Au Congo, il y a des sujets dits « sensibles » pouvant heurter la classe dirigeante du pays que les journalistes ont du mal à aborder, deux journalistes italiens arrivés au Congo le 13 mars 2017, LUCA CHIANCA et PAOLA PALERMO ont été arrêtés puis expulsé le 15 mars 2017 parce qu’ils auraient fait des investigations sur une affaire de corruption entre ENI Congo et ENI Nigeria.
Les médias évoluent dans un contexte de peur et les journalistes craignent pour leur vie, ce qui les pousse à l’autocensure, voire à l’exil, tel est le cas du journaliste-reporter Christian PERRIN, victime de menaces et contraint à l’exil.
Face à cette situation, la RPDH regrette l’indifférence du CSLC et son faible engagement à protéger les médias, alors qu’il est un organe constitutionnel chargé de veiller au bon exercice de la liberté de l’information et de la communication, tel que prévu par les articles 212 et 213 de la Constitution du 06 novembre 2015. Au regard de la loi n°4-2003 du 18 Janvier 2003 déterminant ses missions, son organisation, sa composition et son fonctionnement, cette institution devrait « suivre les médias et assurer leur protection contre les menaces et entraves dans l’exercice de leur fonction d’information libre et complète ». Selon la dernière évaluation de Reporters sans frontières, le baromètre mondial de la presse, le Congo a perdu 25 places et occupe désormais la 107è place sur les 180 pays concernés par ce classement.
La Rencontre pour la Paix et les Droits de l’Homme déplore les violations répétées de la liberté de la presse au Congo, à travers le harcèlement, les menaces, les interpellations et arrestations dont sont victimes les journalistes. L’Organisation estime que la liberté de la presse est l’un des principes fondamentaux du système démocratique qui repose sur la liberté d’opinion, la liberté mentale et d’expression. Un pays où la liberté de la presse n’est pas respectée remet en cause sa démocratie et perd toute crédibilité. Sans des médias effectivement libres, les journalistes ne peuvent promouvoir des sociétés pacifiques, justes et inclusives.
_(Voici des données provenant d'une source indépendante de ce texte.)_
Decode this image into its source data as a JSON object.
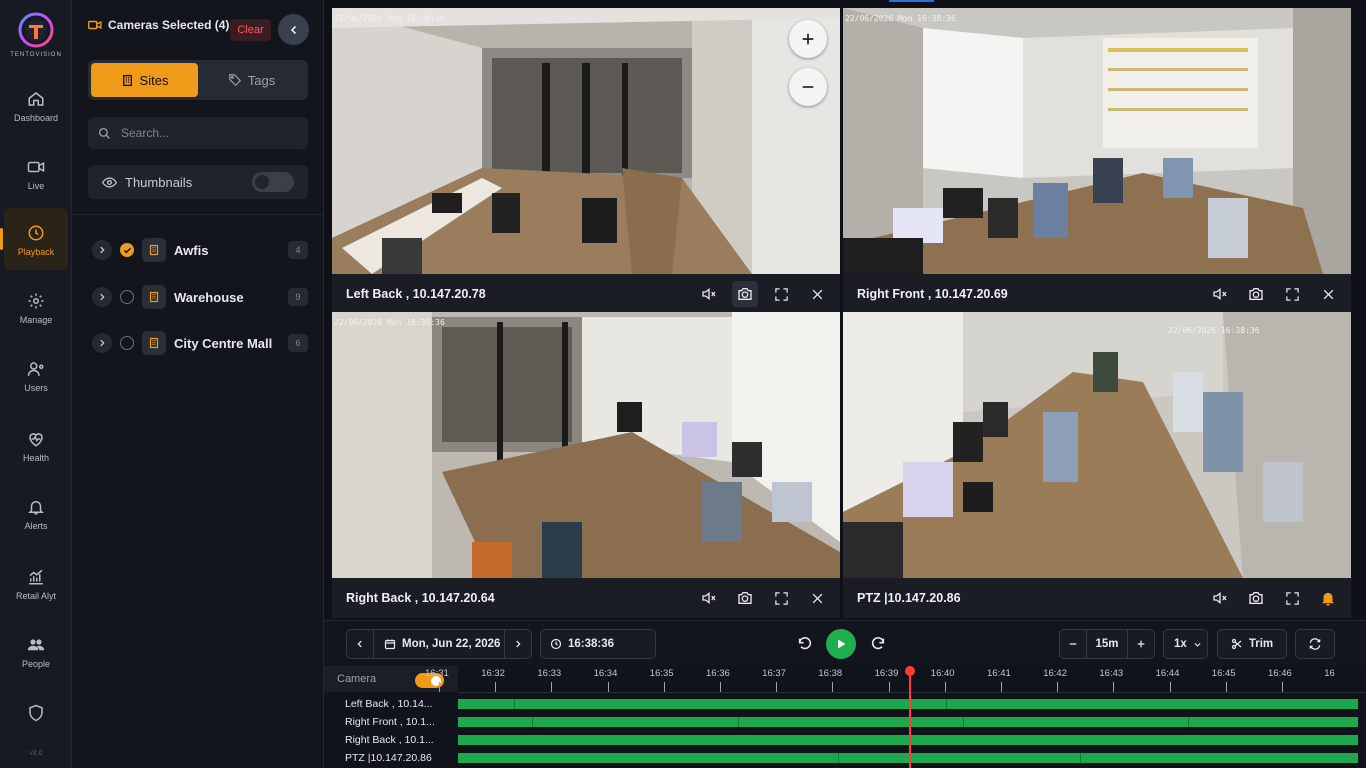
{
  "brand": {
    "name": "TENTOVISION",
    "accent": "#f09a1a"
  },
  "nav": [
    {
      "label": "Dashboard",
      "icon": "home-icon"
    },
    {
      "label": "Live",
      "icon": "video-icon"
    },
    {
      "label": "Playback",
      "icon": "clock-icon",
      "active": true
    },
    {
      "label": "Manage",
      "icon": "gear-icon"
    },
    {
      "label": "Users",
      "icon": "users-gear-icon"
    },
    {
      "label": "Health",
      "icon": "heart-pulse-icon"
    },
    {
      "label": "Alerts",
      "icon": "bell-icon"
    },
    {
      "label": "Retail Alyt",
      "icon": "chart-icon"
    },
    {
      "label": "People",
      "icon": "people-icon"
    },
    {
      "label": "",
      "icon": "shield-icon"
    }
  ],
  "version": "v2.0",
  "panel": {
    "cameras_selected": "Cameras Selected (4)",
    "clear": "Clear",
    "tabs": {
      "sites": "Sites",
      "tags": "Tags"
    },
    "search_placeholder": "Search...",
    "thumbnails": "Thumbnails",
    "sites": [
      {
        "name": "Awfis",
        "count": "4",
        "checked": true
      },
      {
        "name": "Warehouse",
        "count": "9",
        "checked": false
      },
      {
        "name": "City Centre Mall",
        "count": "6",
        "checked": false
      }
    ]
  },
  "cameras": [
    {
      "label": "Left Back , 10.147.20.78",
      "osd": "22/06/2026 Mon 16:38:36"
    },
    {
      "label": "Right Front , 10.147.20.69",
      "osd": "22/06/2026 Mon 16:38:36"
    },
    {
      "label": "Right Back , 10.147.20.64",
      "osd": "22/06/2026 Mon 16:38:36"
    },
    {
      "label": "PTZ |10.147.20.86",
      "osd": "22/06/2026 16:38:36"
    }
  ],
  "controls": {
    "date": "Mon, Jun 22, 2026",
    "time": "16:38:36",
    "zoom_window": "15m",
    "speed": "1x",
    "trim": "Trim"
  },
  "timeline": {
    "camera_label": "Camera",
    "ticks": [
      "16:31",
      "16:32",
      "16:33",
      "16:34",
      "16:35",
      "16:36",
      "16:37",
      "16:38",
      "16:39",
      "16:40",
      "16:41",
      "16:42",
      "16:43",
      "16:44",
      "16:45",
      "16:46",
      "16"
    ],
    "rows": [
      "Left Back , 10.14...",
      "Right Front , 10.1...",
      "Right Back , 10.1...",
      "PTZ |10.147.20.86"
    ],
    "playhead": "16:38:36"
  }
}
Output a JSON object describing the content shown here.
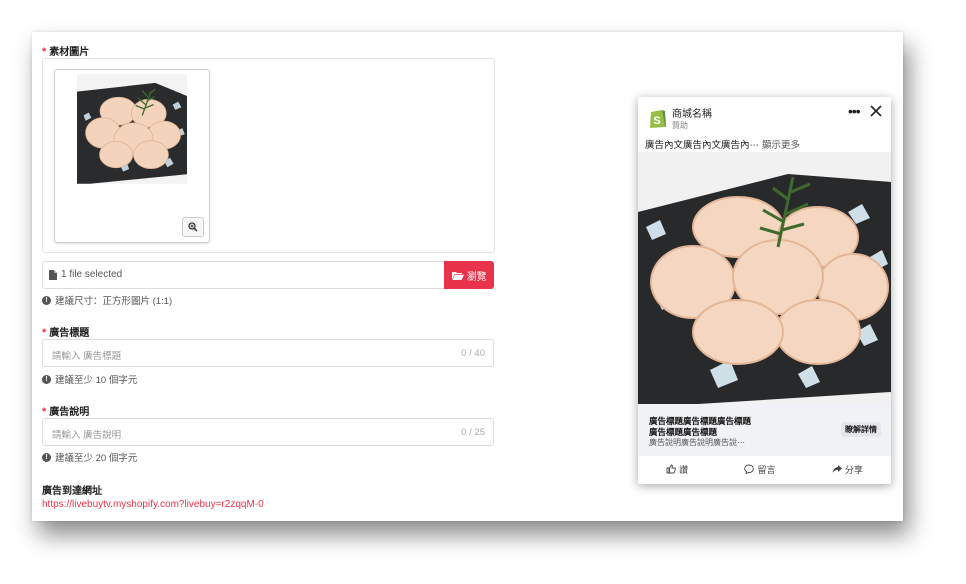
{
  "form": {
    "image_label": "素材圖片",
    "file_status": "1 file selected",
    "browse_label": "瀏覽",
    "image_hint": "建議尺寸：正方形圖片 (1:1)",
    "title_label": "廣告標題",
    "title_placeholder": "請輸入 廣告標題",
    "title_count": "0 / 40",
    "title_hint": "建議至少 10 個字元",
    "desc_label": "廣告說明",
    "desc_placeholder": "請輸入 廣告說明",
    "desc_count": "0 / 25",
    "desc_hint": "建議至少 20 個字元",
    "url_label": "廣告到達網址",
    "url_value": "https://livebuytv.myshopify.com?livebuy=r2zqqM-0",
    "required_mark": "*"
  },
  "preview": {
    "shop_name": "商城名稱",
    "sponsored": "贊助",
    "more_icon": "ellipsis-icon",
    "close_icon": "close-icon",
    "body_text": "廣告內文廣告內文廣告內⋯",
    "see_more": "顯示更多",
    "headline_1": "廣告標題廣告標題廣告標題",
    "headline_2": "廣告標題廣告標題",
    "description": "廣告說明廣告說明廣告說⋯",
    "cta_label": "瞭解詳情",
    "like_label": "讚",
    "comment_label": "留言",
    "share_label": "分享"
  },
  "colors": {
    "accent": "#e8334a",
    "shopify_green": "#95bf47"
  }
}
Fort de ce qui précède, et pour rendre effective la liberté de la presse au Congo, la Rencontre pour la Paix et les Droits de l’Homme estime qu’il est urgent pour le Gouvernement de :
- Libérer immédiatement et sans condition, Ghys Fortuné DOMBE BEMBA, directeur de publication du Journal privé Thalassa, détenu pour ses opinions ;
- Mettre un terme immédiat à toute forme de harcèlements, de menaces et d’intimidation à l’encontre des organes de presse et des journalistes ;
- Laisser les journalistes étrangers mener des investigations sans entraves sur le territoire national ;
- Faire les états généraux de la presse au Congo ;
- Dissoudre le Conseil Supérieur de la Liberté de Communication et mettre en place un nouvel organe dont le président ne devait plus être nommé par le Chef de l’Etat mais plutôt par les journalistes ;
- Garantir la liberté d’expression, la liberté de la presse, en tant que droits fondamentaux de la personne humaine ;
- Promouvoir la liberté de la presse, l’indépendance et le pluralisme des médias, la démocratie, la paix et la tolérance ;
- Se conformer aux dispositions de la Constitution du 06 novembre 2015 sur la liberté de la presse et aux différents instruments juridiques internationaux en matière des droits de l’homme ratifiés par le Congo.